Question

Help with linearization problem but mostly teh differentiating part!! Attached is the problem

Answer 1

are u typing or is this s glitch?

Answer 2

\[L(x)\approx f(a)+f'(a)(x-a)\]
\[f(0)=\sqrt[5]{1+0}=1\]
\[f '(x)=\frac{ 1 }{5(1+x)^\frac{ 4 }{ 5 } }\]
\[f'(0)=\frac{ 1 }{ 5(1+0)^\frac{ 4 }{ 5 } }=\frac{ 1 }{ 5 }\]
0.95=1-.05 1.01=1+.01
x=-.05 x=.01

\[L(-.05) \approx 1+(\frac{ 1 }{ 5 })(-.05-0)=.99\]
\[L(.01)\approx 1+(\frac{ 1 }{ 5 })(.01-0)=1.002\]

Answer 3

So the equation F(x) equal to which equation? Becuase taht's what u use to approximate right?

Answer 4

srry i mean whats g(x)

Answer 5

g(x) would be f'(x) in what i showed above right?

Answer 6

oh ok i see!! THANKS FOR SUCH A THOROUGH EXPLANATION :D

Answer 7

You're welcome :) sorry i used f(x) instead of g(x).

Answer 8

If u dont mind can u plz explain how for the 2nd approximation of 1.1 u used 1 + 0.01. I thought it was supposed to be 1+ 0.1

Answer 9

you are right. its supposed to be 1+.1. So x=.1.

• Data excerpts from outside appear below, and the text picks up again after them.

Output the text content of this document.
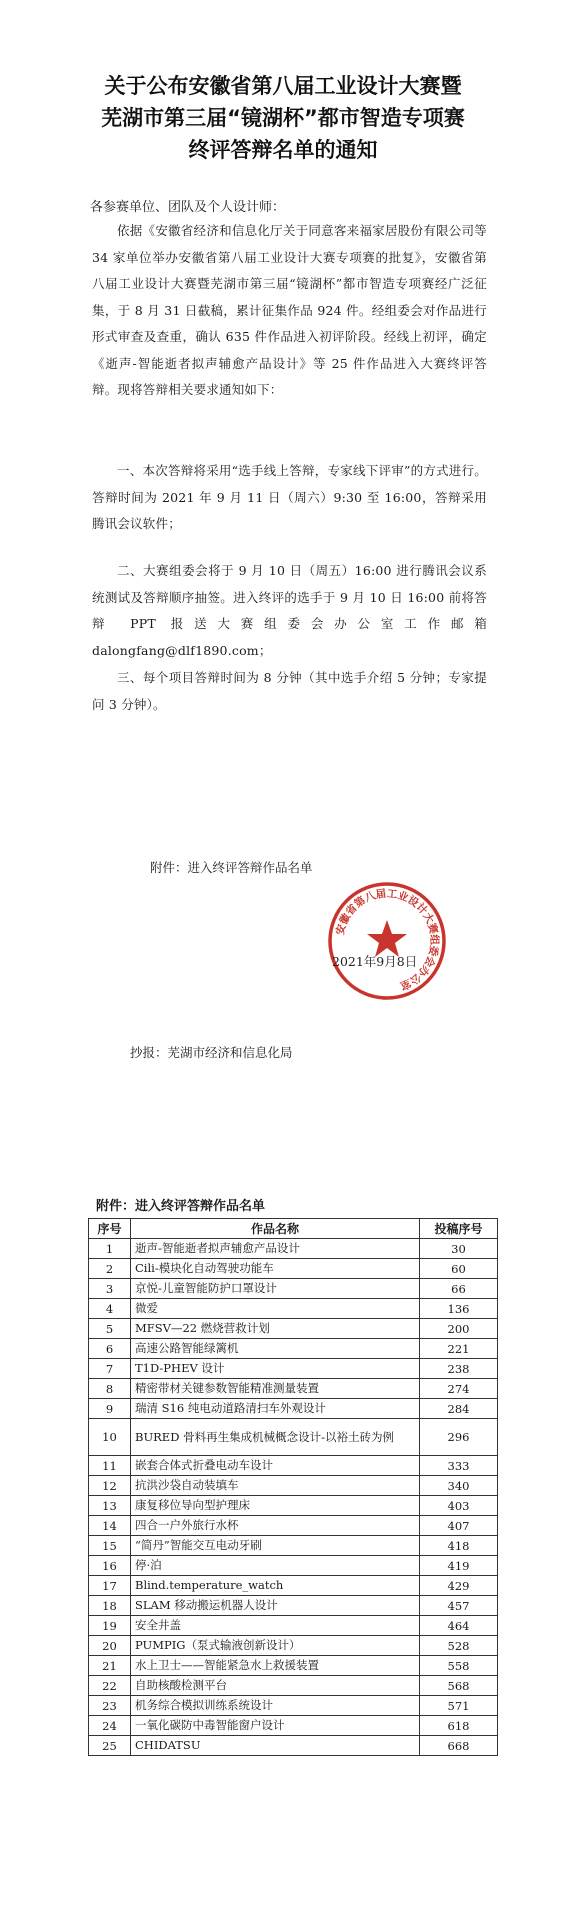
关于公布安徽省第八届工业设计大赛暨
芜湖市第三届“镜湖杯”都市智造专项赛
终评答辩名单的通知
各参赛单位、团队及个人设计师：

依据《安徽省经济和信息化厅关于同意客来福家居股份有限公司等 34 家单位举办安徽省第八届工业设计大赛专项赛的批复》，安徽省第八届工业设计大赛暨芜湖市第三届“镜湖杯”都市智造专项赛经广泛征集，于 8 月 31 日截稿，累计征集作品 924 件。经组委会对作品进行形式审查及查重，确认 635 件作品进入初评阶段。经线上初评，确定《逝声-智能逝者拟声辅愈产品设计》等 25 件作品进入大赛终评答辩。现将答辩相关要求通知如下：

一、本次答辩将采用“选手线上答辩，专家线下评审”的方式进行。答辩时间为 2021 年 9 月 11 日（周六）9:30 至 16:00，答辩采用腾讯会议软件；

二、大赛组委会将于 9 月 10 日（周五）16:00 进行腾讯会议系统测试及答辩顺序抽签。进入终评的选手于 9 月 10 日 16:00 前将答辩 PPT 报送大赛组委会办公室工作邮箱 dalongfang@dlf1890.com；

三、每个项目答辩时间为 8 分钟（其中选手介绍 5 分钟；专家提问 3 分钟）。

附件：进入终评答辩作品名单
安徽省第八届工业设计大赛组委会办公室
2021年9月8日
抄报：芜湖市经济和信息化局
附件：进入终评答辩作品名单
序号	作品名称	投稿序号
1	逝声-智能逝者拟声辅愈产品设计	30
2	Cili-模块化自动驾驶功能车	60
3	京悦-儿童智能防护口罩设计	66
4	微爱	136
5	MFSV—22 燃烧营救计划	200
6	高速公路智能绿篱机	221
7	T1D-PHEV 设计	238
8	精密带材关键参数智能精准测量装置	274
9	瑞清 S16 纯电动道路清扫车外观设计	284
10	BURED 骨料再生集成机械概念设计-以裕土砖为例	296
11	嵌套合体式折叠电动车设计	333
12	抗洪沙袋自动装填车	340
13	康复移位导向型护理床	403
14	四合一户外旅行水杯	407
15	“简丹”智能交互电动牙刷	418
16	停·泊	419
17	Blind.temperature_watch	429
18	SLAM 移动搬运机器人设计	457
19	安全井盖	464
20	PUMPIG（泵式输液创新设计）	528
21	水上卫士——智能紧急水上救援装置	558
22	自助核酸检测平台	568
23	机务综合模拟训练系统设计	571
24	一氧化碳防中毒智能窗户设计	618
25	CHIDATSU	668
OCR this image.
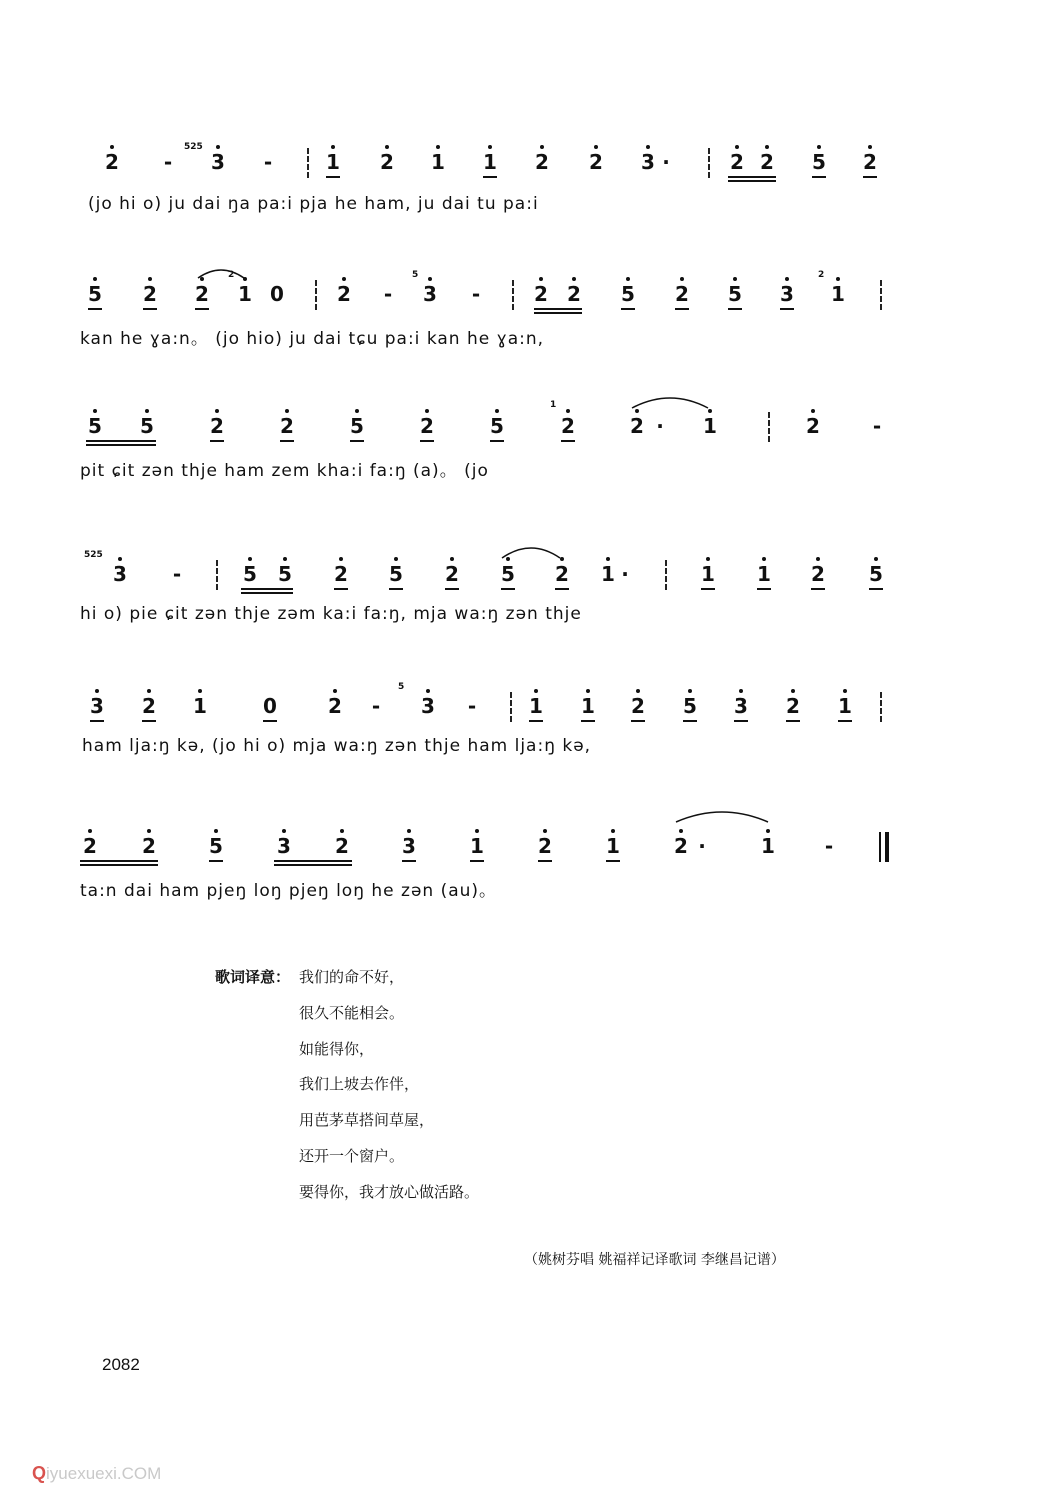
2 -
525
3 -	1 2 1 1 2 2 3 ·	2 2 5 2
(jo hi o) ju dai ŋa pa:i pja he ham, ju dai tu pa:i
5 2 2
2
1 0	2 -
5
3 -	2 2 5 2 5 3
2
1
kan he ɣa:n。 (jo hio) ju dai tɕu pa:i kan he ɣa:n,
5 5	2	2	5	2	5
1
2	2 · 1	2	-
pit ɕit zən thje ham zem kha:i fa:ŋ (a)。 (jo
525
3 -	5 5 2 5 2 5 2 1 ·	1 1 2 5
hi o) pie ɕit zən thje zəm ka:i fa:ŋ, mja wa:ŋ zən thje
3 2 1	0	2 -
5
3 -	1 1 2 5 3 2 1
ham lja:ŋ kə, (jo hi o) mja wa:ŋ zən thje ham lja:ŋ kə,
2 2	5	3 2	3	1	2	1	2 ·	1 -
ta:n dai ham pjeŋ loŋ pjeŋ loŋ he zən (au)。
歌词译意： 我们的命不好，
很久不能相会。
如能得你，
我们上坡去作伴，
用芭茅草搭间草屋，
还开一个窗户。
要得你，我才放心做活路。
（姚树芬唱 姚福祥记译歌词 李继昌记谱）
2082
Qiyuexuexi.COM
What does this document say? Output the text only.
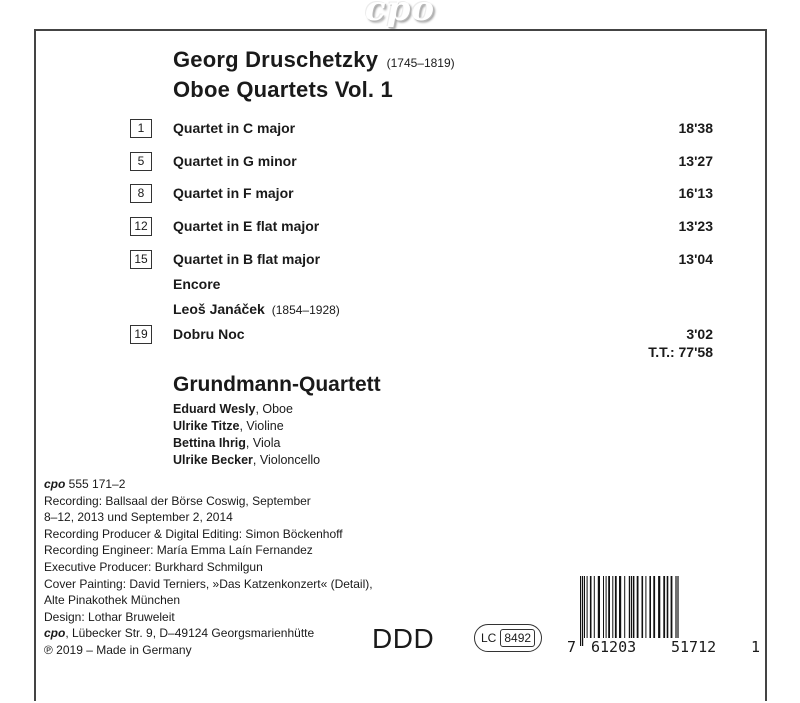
cpo
Georg Druschetzky (1745–1819)
Oboe Quartets Vol. 1
1	Quartet in C major	18'38
5	Quartet in G minor	13'27
8	Quartet in F major	16'13
12	Quartet in E flat major	13'23
15	Quartet in B flat major	13'04
Encore
Leoš Janáček (1854–1928)
19	Dobru Noc	3'02
T.T.: 77'58
Grundmann-Quartett
Eduard Wesly, Oboe
Ulrike Titze, Violine
Bettina Ihrig, Viola
Ulrike Becker, Violoncello
cpo 555 171–2
Recording: Ballsaal der Börse Coswig, September
8–12, 2013 und September 2, 2014
Recording Producer & Digital Editing: Simon Böckenhoff
Recording Engineer: María Emma Laín Fernandez
Executive Producer: Burkhard Schmilgun
Cover Painting: David Terniers, »Das Katzenkonzert« (Detail),
Alte Pinakothek München
Design: Lothar Bruweleit
cpo, Lübecker Str. 9, D–49124 Georgsmarienhütte
℗ 2019 – Made in Germany	DDD	LC 8492 7 61203 51712 1
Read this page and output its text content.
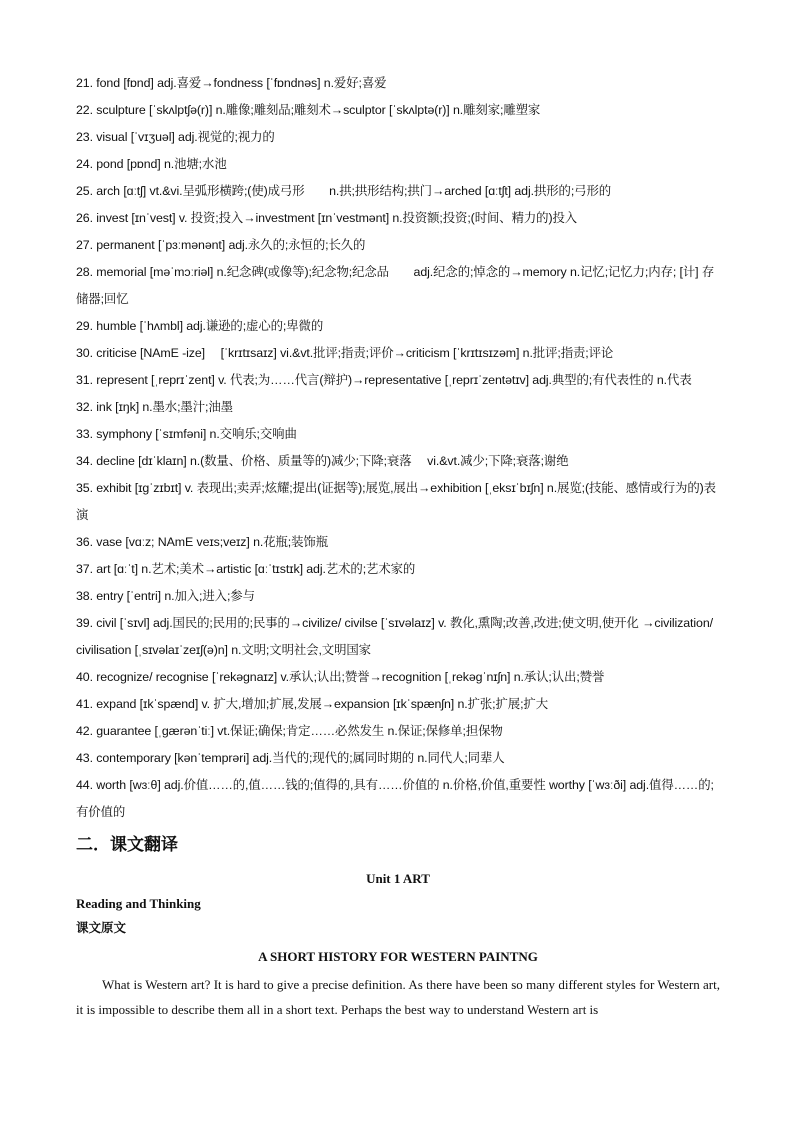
21. fond [fɒnd] adj.喜爱→fondness [ˈfɒndnəs] n.爱好;喜爱
22. sculpture [ˈskʌlptʃə(r)] n.雕像;雕刻品;雕刻术→sculptor [ˈskʌlptə(r)] n.雕刻家;雕塑家
23. visual [ˈvɪʒuəl] adj.视觉的;视力的
24. pond [pɒnd] n.池塘;水池
25. arch [ɑːtʃ] vt.&vi.呈弧形横跨;(使)成弓形　　n.拱;拱形结构;拱门→arched [ɑːtʃt] adj.拱形的;弓形的
26. invest [ɪnˈvest] v. 投资;投入→investment [ɪnˈvestmənt] n.投资额;投资;(时间、精力的)投入
27. permanent [ˈpɜːmənənt] adj.永久的;永恒的;长久的
28. memorial [məˈmɔːriəl] n.纪念碑(或像等);纪念物;纪念品　　adj.纪念的;悼念的→memory n.记忆;记忆力;内存; [计] 存储器;回忆
29. humble [ˈhʌmbl] adj.谦逊的;虚心的;卑微的
30. criticise [NAmE -ize]　 [ˈkrɪtɪsaɪz] vi.&vt.批评;指责;评价→criticism [ˈkrɪtɪsɪzəm] n.批评;指责;评论
31. represent [ˌreprɪˈzent] v. 代表;为……代言(辩护)→representative [ˌreprɪˈzentətɪv] adj.典型的;有代表性的 n.代表
32. ink [ɪŋk] n.墨水;墨汁;油墨
33. symphony [ˈsɪmfəni] n.交响乐;交响曲
34. decline [dɪˈklaɪn] n.(数量、价格、质量等的)减少;下降;衰落　 vi.&vt.减少;下降;衰落;谢绝
35. exhibit [ɪɡˈzɪbɪt] v. 表现出;卖弄;炫耀;提出(证据等);展览,展出→exhibition [ˌeksɪˈbɪʃn] n.展览;(技能、感情或行为的)表演
36. vase [vɑːz; NAmE veɪs;veɪz] n.花瓶;装饰瓶
37. art [ɑːˈt] n.艺术;美术→artistic [ɑːˈtɪstɪk] adj.艺术的;艺术家的
38. entry [ˈentri] n.加入;进入;参与
39. civil [ˈsɪvl] adj.国民的;民用的;民事的→civilize/ civilse [ˈsɪvəlaɪz] v. 教化,熏陶;改善,改进;使文明,使开化 →civilization/ civilisation [ˌsɪvəlaɪˈzeɪʃ(ə)n] n.文明;文明社会,文明国家
40. recognize/ recognise [ˈrekəgnaɪz] v.承认;认出;赞誉→recognition [ˌrekəgˈnɪʃn] n.承认;认出;赞誉
41. expand [ɪkˈspænd] v. 扩大,增加;扩展,发展→expansion [ɪkˈspænʃn] n.扩张;扩展;扩大
42. guarantee [ˌɡærənˈtiː] vt.保证;确保;肯定……必然发生 n.保证;保修单;担保物
43. contemporary [kənˈtemprəri] adj.当代的;现代的;属同时期的 n.同代人;同辈人
44. worth [wɜːθ] adj.价值……的,值……钱的;值得的,具有……价值的 n.价格,价值,重要性 worthy [ˈwɜːði] adj.值得……的;有价值的
二．课文翻译
Unit 1 ART
Reading and Thinking
课文原文
A SHORT HISTORY FOR WESTERN PAINTNG

What is Western art? It is hard to give a precise definition. As there have been so many different styles for Western art, it is impossible to describe them all in a short text. Perhaps the best way to understand Western art is
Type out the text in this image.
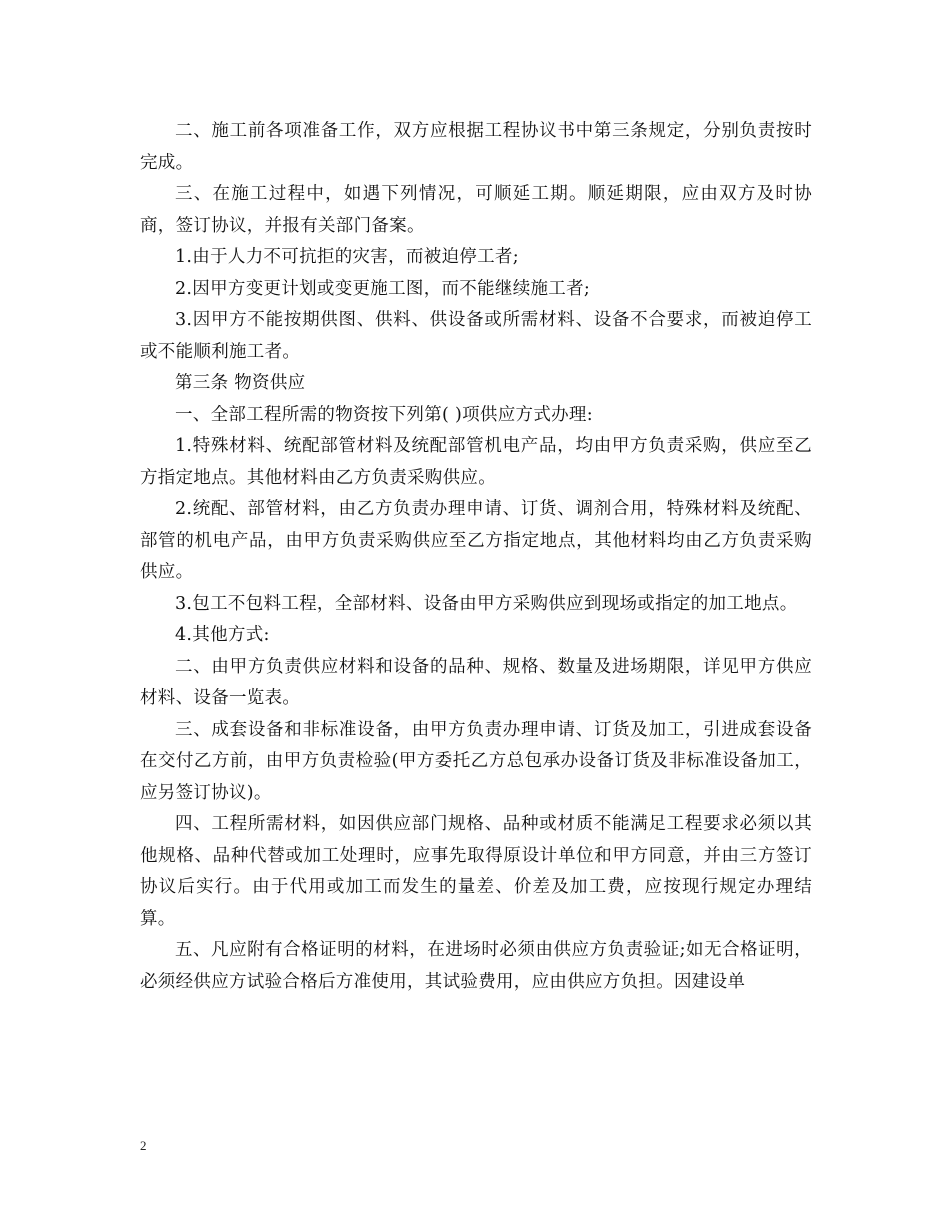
二、施工前各项准备工作，双方应根据工程协议书中第三条规定，分别负责按时完成。

三、在施工过程中，如遇下列情况，可顺延工期。顺延期限，应由双方及时协商，签订协议，并报有关部门备案。

1.由于人力不可抗拒的灾害，而被迫停工者;

2.因甲方变更计划或变更施工图，而不能继续施工者;

3.因甲方不能按期供图、供料、供设备或所需材料、设备不合要求，而被迫停工或不能顺利施工者。

第三条 物资供应

一、全部工程所需的物资按下列第( )项供应方式办理:

1.特殊材料、统配部管材料及统配部管机电产品，均由甲方负责采购，供应至乙方指定地点。其他材料由乙方负责采购供应。

2.统配、部管材料，由乙方负责办理申请、订货、调剂合用，特殊材料及统配、部管的机电产品，由甲方负责采购供应至乙方指定地点，其他材料均由乙方负责采购供应。

3.包工不包料工程，全部材料、设备由甲方采购供应到现场或指定的加工地点。

4.其他方式:

二、由甲方负责供应材料和设备的品种、规格、数量及进场期限，详见甲方供应材料、设备一览表。

三、成套设备和非标准设备，由甲方负责办理申请、订货及加工，引进成套设备在交付乙方前，由甲方负责检验(甲方委托乙方总包承办设备订货及非标准设备加工，应另签订协议)。

四、工程所需材料，如因供应部门规格、品种或材质不能满足工程要求必须以其他规格、品种代替或加工处理时，应事先取得原设计单位和甲方同意，并由三方签订协议后实行。由于代用或加工而发生的量差、价差及加工费，应按现行规定办理结算。

五、凡应附有合格证明的材料，在进场时必须由供应方负责验证;如无合格证明，必须经供应方试验合格后方准使用，其试验费用，应由供应方负担。因建设单

2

plug that into the equation and you should get the answer

Answer 10

ok i got 1.02

Answer 11

That's right. The exact value of \[\sqrt[5]{1.1}=1.019 or 1.02\]

Answer 12

thanks :)

Answer 13

You're welcome!

Answer 14

Wait srry but when i write the equation u gave for f'(X) into my hw it marks it wrong :(